Der höhere Zuschuss, den die Stadt Staßfurt dem Betreiber des Salzlandcenters zum Ausgleich des Betriebskostendefzits für das Erlebnisbad zahlen will, wird von den Bürgern begrüßt. Das ist das Ergebnis einer nicht repräsentativen Umfrage, die die Volksstimme im März durchführte. Daran hatten sich 50 Bürger beteiligt.

Staßfurt. 36 Bürger und damit 72 Prozent fnden es gut, wenn die Stadt mit einem höheren Zuschuss das Bad unterstützt, um diese beliebte Einrichtung retten zu können.

" Wir sollten andere Projekte in Staßfurt anpacken ", meinten 13 Bürger ( 26 Prozent ). Nur einer der Befragten ( zwei Prozent ) sagte, dass ihn dieses Thema nicht interessiere.

Staßfurts Oberbürgermeister René Zok ( parteilos ) freute sich über das Ergebnis. " Wir können es uns leisten, den Zuschuss auf die gewünschte Summe von 283 000 Euro aufzustocken ", sagte er. Der Betrag sei bereits im Haushaltsplanentwurf für 2009 aufgenommen worden. Der entsprechende Stadtratsbeschluss werde vorbereitet.

Bislang hatte die Kommune nach Abzug der Mehrwertsteuer rund 82 000 Euro jährlich für das Bad bezahlt. Das hatte nach Mitteilung des Betreibers jedoch nicht ausgereicht, um die bedeutend höheren Betriebskosten auszugleichen. Deshalb hatte die Geschäftsführung des Salzlandcenters die Stadt gebeten, sich noch stärker zu engagieren, damit dann auch die geplante Erweiterung des Hotelbereiches in Angriff genommen werden kann.

Beim geplanten Neubau des Kompetenzzentrums, das am Großen Markt entstehen soll, sieht das Meinungsbild noch anders aus. Hier waren 36 ( 75 Prozent ) der insgesamt 48 zu Wort gekommenen Bürger der Auffassung, dass es genügend andere Projekte in Staßfurt gebe, die dringend auf Vordermann gebracht werden müssten und die dafür ausreichend wären. Acht Bürger ( 16, 7 Prozent ) hielten es für wichtig, dass die Stadt Staßfurt im Rahmen der Internationalen Bauausstellung ( IBA ) am Stadtsee auch ein mehrere Millionen Euro teures Objekt bekommt, in dem dokumentiert werden soll, wie die Kommunme die Folgeschäden des Kalibergbaus bewältigt hat. Vier der Befragten ( 8, 3 Prozent ) zeigten kein Interesse.

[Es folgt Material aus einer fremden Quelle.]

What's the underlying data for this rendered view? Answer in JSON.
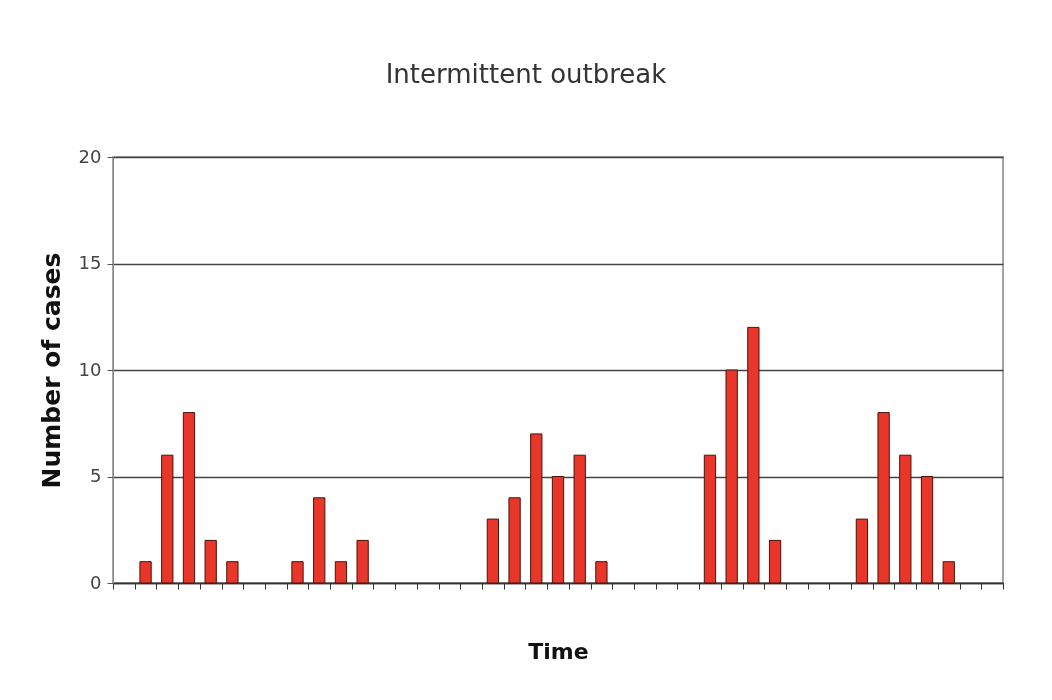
{
  "chart_data": {
    "type": "bar",
    "title": "Intermittent outbreak",
    "xlabel": "Time",
    "ylabel": "Number of cases",
    "categories": [
      null,
      null,
      null,
      null,
      null,
      null,
      null,
      null,
      null,
      null,
      null,
      null,
      null,
      null,
      null,
      null,
      null,
      null,
      null,
      null,
      null,
      null,
      null,
      null,
      null,
      null,
      null,
      null,
      null,
      null,
      null,
      null,
      null,
      null,
      null,
      null,
      null,
      null,
      null,
      null,
      null
    ],
    "values": [
      null,
      1,
      6,
      8,
      2,
      1,
      null,
      null,
      1,
      4,
      1,
      2,
      null,
      null,
      null,
      null,
      null,
      3,
      4,
      7,
      5,
      6,
      1,
      null,
      null,
      null,
      null,
      6,
      10,
      12,
      2,
      null,
      null,
      null,
      3,
      8,
      6,
      5,
      1,
      null,
      null
    ],
    "color": "#e8372a",
    "ylim": [
      0,
      20
    ],
    "yticks": [
      0,
      5,
      10,
      15,
      20
    ],
    "grid": "y",
    "tick_labels": "y"
  }
}
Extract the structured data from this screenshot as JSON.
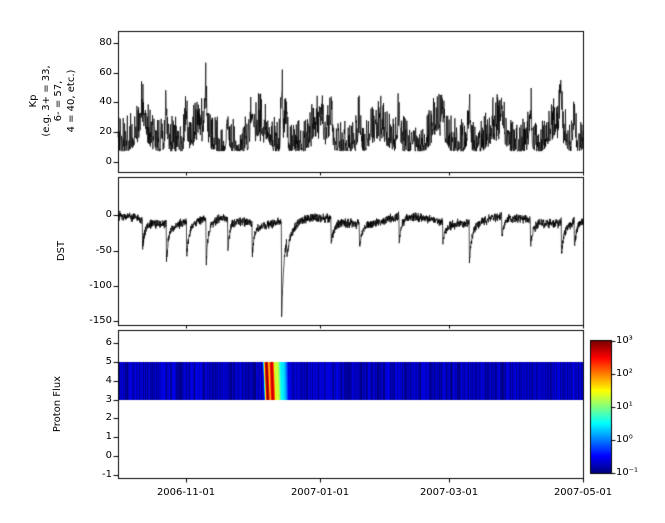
{
  "figure": {
    "background": "#ffffff",
    "frame_color": "#000000"
  },
  "chart_data": {
    "type": "multi-panel-time-series",
    "x_axis": {
      "domain_days": [
        0,
        212
      ],
      "ticks": [
        {
          "day": 31,
          "label": "2006-11-01"
        },
        {
          "day": 92,
          "label": "2007-01-01"
        },
        {
          "day": 151,
          "label": "2007-03-01"
        },
        {
          "day": 212,
          "label": "2007-05-01"
        }
      ]
    },
    "panels": [
      {
        "id": "kp",
        "type": "line",
        "ylabel": "Kp\n(e.g. 3+ = 33,\n6- = 57,\n4 = 40, etc.)",
        "ylim": [
          -7,
          88
        ],
        "yticks": [
          {
            "v": 80,
            "label": "80"
          },
          {
            "v": 60,
            "label": "60"
          },
          {
            "v": 40,
            "label": "40"
          },
          {
            "v": 20,
            "label": "20"
          },
          {
            "v": 0,
            "label": "0"
          }
        ],
        "line_color": "#000000",
        "samples_per_day": 8,
        "seed": 20061214,
        "base_level": 7,
        "recurrence_period_days": 27,
        "recurrence_phase_days": 4,
        "recurrence_amp": 13,
        "noise_amp": 24,
        "storms": [
          {
            "day": 11,
            "amp": 22,
            "width": 0.7
          },
          {
            "day": 22,
            "amp": 26,
            "width": 0.7
          },
          {
            "day": 31,
            "amp": 24,
            "width": 0.8
          },
          {
            "day": 40,
            "amp": 30,
            "width": 0.8
          },
          {
            "day": 50,
            "amp": 24,
            "width": 0.7
          },
          {
            "day": 61,
            "amp": 22,
            "width": 0.8
          },
          {
            "day": 74.7,
            "amp": 60,
            "width": 0.55
          },
          {
            "day": 76.5,
            "amp": 28,
            "width": 0.8
          },
          {
            "day": 97,
            "amp": 26,
            "width": 0.9
          },
          {
            "day": 110,
            "amp": 24,
            "width": 0.8
          },
          {
            "day": 128,
            "amp": 25,
            "width": 0.9
          },
          {
            "day": 148,
            "amp": 22,
            "width": 0.8
          },
          {
            "day": 160,
            "amp": 28,
            "width": 0.8
          },
          {
            "day": 175,
            "amp": 20,
            "width": 0.8
          },
          {
            "day": 188,
            "amp": 26,
            "width": 0.8
          },
          {
            "day": 202,
            "amp": 28,
            "width": 0.7
          },
          {
            "day": 208,
            "amp": 24,
            "width": 0.7
          }
        ]
      },
      {
        "id": "dst",
        "type": "line",
        "ylabel": "DST",
        "ylim": [
          -155,
          54
        ],
        "yticks": [
          {
            "v": 0,
            "label": "0"
          },
          {
            "v": -50,
            "label": "-50"
          },
          {
            "v": -100,
            "label": "-100"
          },
          {
            "v": -150,
            "label": "-150"
          }
        ],
        "line_color": "#000000",
        "samples_per_day": 12,
        "seed": 20061215,
        "base": -6,
        "noise_amp": 8,
        "storms": [
          {
            "day": 11.2,
            "min": -42,
            "recovery_days": 0.9
          },
          {
            "day": 22.1,
            "min": -55,
            "recovery_days": 0.8
          },
          {
            "day": 31.3,
            "min": -48,
            "recovery_days": 1.0
          },
          {
            "day": 40.2,
            "min": -65,
            "recovery_days": 0.9
          },
          {
            "day": 50.1,
            "min": -48,
            "recovery_days": 0.8
          },
          {
            "day": 61.2,
            "min": -44,
            "recovery_days": 1.0
          },
          {
            "day": 74.6,
            "min": -138,
            "recovery_days": 1.0
          },
          {
            "day": 77.0,
            "min": -30,
            "recovery_days": 1.2
          },
          {
            "day": 97.2,
            "min": -38,
            "recovery_days": 1.1
          },
          {
            "day": 110.1,
            "min": -34,
            "recovery_days": 1.0
          },
          {
            "day": 128.2,
            "min": -34,
            "recovery_days": 1.0
          },
          {
            "day": 148.1,
            "min": -32,
            "recovery_days": 1.0
          },
          {
            "day": 160.2,
            "min": -58,
            "recovery_days": 1.0
          },
          {
            "day": 175.0,
            "min": -28,
            "recovery_days": 0.9
          },
          {
            "day": 188.1,
            "min": -40,
            "recovery_days": 0.9
          },
          {
            "day": 202.2,
            "min": -48,
            "recovery_days": 0.9
          },
          {
            "day": 208.1,
            "min": -36,
            "recovery_days": 0.8
          }
        ]
      },
      {
        "id": "proton_flux",
        "type": "heatmap",
        "ylabel": "Proton Flux",
        "ylim": [
          -1.16,
          6.69
        ],
        "yticks": [
          {
            "v": 6,
            "label": "6"
          },
          {
            "v": 5,
            "label": "5"
          },
          {
            "v": 4,
            "label": "4"
          },
          {
            "v": 3,
            "label": "3"
          },
          {
            "v": 2,
            "label": "2"
          },
          {
            "v": 1,
            "label": "1"
          },
          {
            "v": 0,
            "label": "0"
          },
          {
            "v": -1,
            "label": "-1"
          }
        ],
        "band_y": [
          3,
          5
        ],
        "background_flux": 0.14,
        "clim": [
          0.1,
          1000
        ],
        "scale": "log10",
        "colormap": "jet",
        "seed": 1207,
        "events": [
          {
            "day": 68.0,
            "peak": 900,
            "width_days": 0.55,
            "slant": 0.35
          },
          {
            "day": 70.3,
            "peak": 550,
            "width_days": 0.7,
            "slant": 0.3
          },
          {
            "day": 72.6,
            "peak": 22,
            "width_days": 1.0,
            "slant": 0.25
          },
          {
            "day": 75.0,
            "peak": 2.5,
            "width_days": 1.6,
            "slant": 0.15
          }
        ]
      }
    ],
    "colorbar": {
      "colormap": "jet",
      "scale": "log10",
      "ticks": [
        {
          "label": "10³",
          "value": 1000
        },
        {
          "label": "10²",
          "value": 100
        },
        {
          "label": "10¹",
          "value": 10
        },
        {
          "label": "10⁰",
          "value": 1
        },
        {
          "label": "10⁻¹",
          "value": 0.1
        }
      ]
    }
  }
}
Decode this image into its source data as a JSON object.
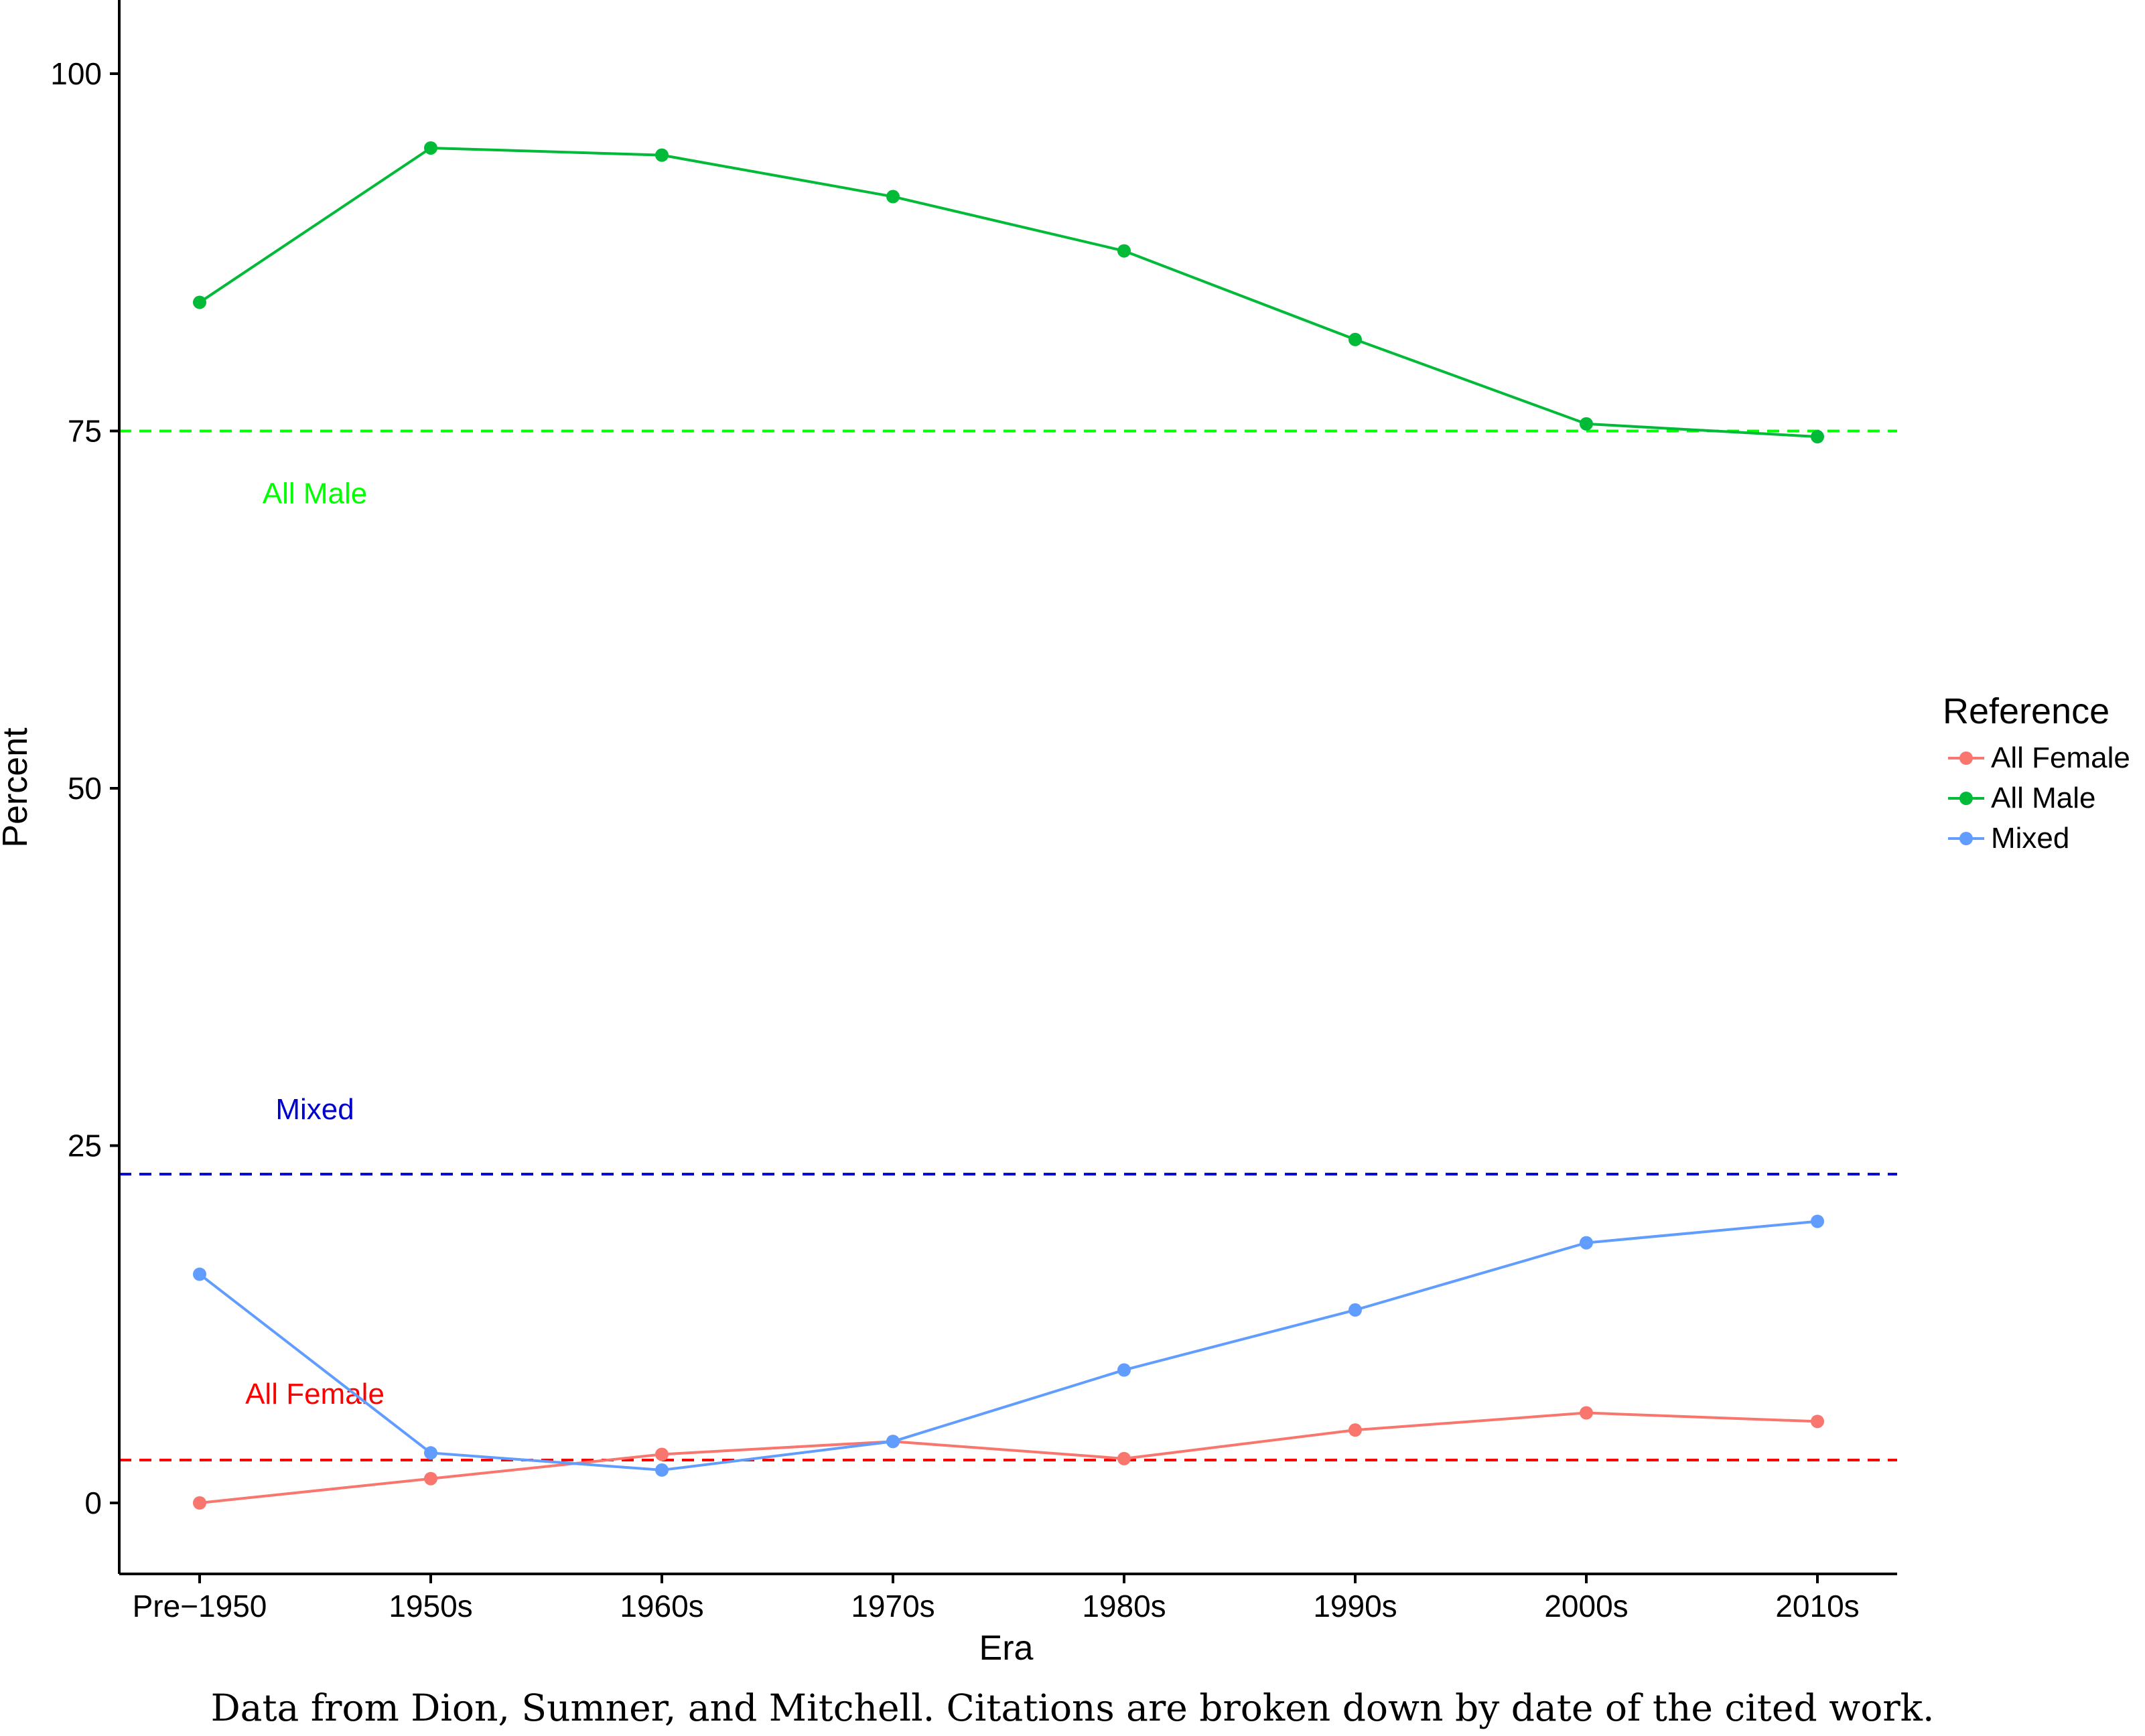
{
  "chart_data": {
    "type": "line",
    "categories": [
      "Pre−1950",
      "1950s",
      "1960s",
      "1970s",
      "1980s",
      "1990s",
      "2000s",
      "2010s"
    ],
    "series": [
      {
        "name": "All Female",
        "color": "#F8766D",
        "values": [
          0.0,
          1.7,
          3.4,
          4.3,
          3.1,
          5.1,
          6.3,
          5.7
        ]
      },
      {
        "name": "All Male",
        "color": "#00BA38",
        "values": [
          84.0,
          94.8,
          94.3,
          91.4,
          87.6,
          81.4,
          75.5,
          74.6
        ]
      },
      {
        "name": "Mixed",
        "color": "#619CFF",
        "values": [
          16.0,
          3.5,
          2.3,
          4.3,
          9.3,
          13.5,
          18.2,
          19.7
        ]
      }
    ],
    "reference_lines": [
      {
        "label": "All Male",
        "value": 75,
        "color": "#00FF00"
      },
      {
        "label": "Mixed",
        "value": 23,
        "color": "#0000CD"
      },
      {
        "label": "All Female",
        "value": 3,
        "color": "#FF0000"
      }
    ],
    "xlabel": "Era",
    "ylabel": "Percent",
    "yticks": [
      0,
      25,
      50,
      75,
      100
    ],
    "ylim": [
      -5,
      105
    ],
    "grid": false,
    "legend": {
      "title": "Reference",
      "position": "right"
    }
  },
  "caption": "Data from Dion, Sumner, and Mitchell.  Citations are broken down by date of the cited work."
}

Zok leitet daraus ab, dass die Bürger noch über zu wenig Informationen zu diesem wichtigen Vorhaben verfügen.

" Für uns ist es wichtig, ein Zeichen zu setzen, dass dort, wo sich einst das alte Rathaus befand, wieder Leben einzieht ", sagte der Fachbereichsleiter für Stadtsanierung und Bauen, Wolfgang Waschk. Er bezeichnete es als einmalige Chance, dass Staßfurt als eine von insgesamt 18 IBA-Städten dieses Vorhaben von der Europäischen Union, vom Bund und vom Land gefördert bekomme. Die Stadt brauche sich lediglich mit einer Summe von 14 Prozent an den Kosten zu beteiligen.

Der Stadtrat habe dafür bereits den Grundsatzbeschluss gefasst. Wegen der Finanzierung werde es in der kommenden Woche eine Abstimmung mit den Ministerien geben, sagte Waschk. Das eigens dafür gebildete Team soll sich mit den Nutzungsvarianten beschäftigen und dabei auch die Vorschläge der Linken prüfen, die in dem Komplex neben dem neuen Geschäftssitz der Wohnungs- und Baugesellschaft, dem Stadtarchiv und der Stadtbibliothek und einem multifunktional nutzbaren Stadtsaal für bis zu 120 Personen auch die Stadtinformation und den Bürgerservice unterbringen wollen.

Waschk geht davon aus, dass die Baugenehmigung bis zum Jahresende vorliegt.

Drittes Thema der Volksstimme-Umfrage war die Gemeindereform in der Egelner Mulde. Hier plädierten 28 von 48 Bürgern ( 58, 3 Prozent ) für die Umwandlung der Verwaltungsgemeinschaft in eine Verbandsgemeinde, um die Selbständigkeit der größeren Gemeinden erhalten zu können. 15 Befragte ( 31, 3 Prozent ) halten einen Zusammenschluss zu einer Einheitsgemeinde Stadt Egeln angesichts der angespannten Haushaltslage der Kommunen für geboten. Lediglich fünf Personen ( 10, 4 Prozent ) interessiert dieses Thema nicht.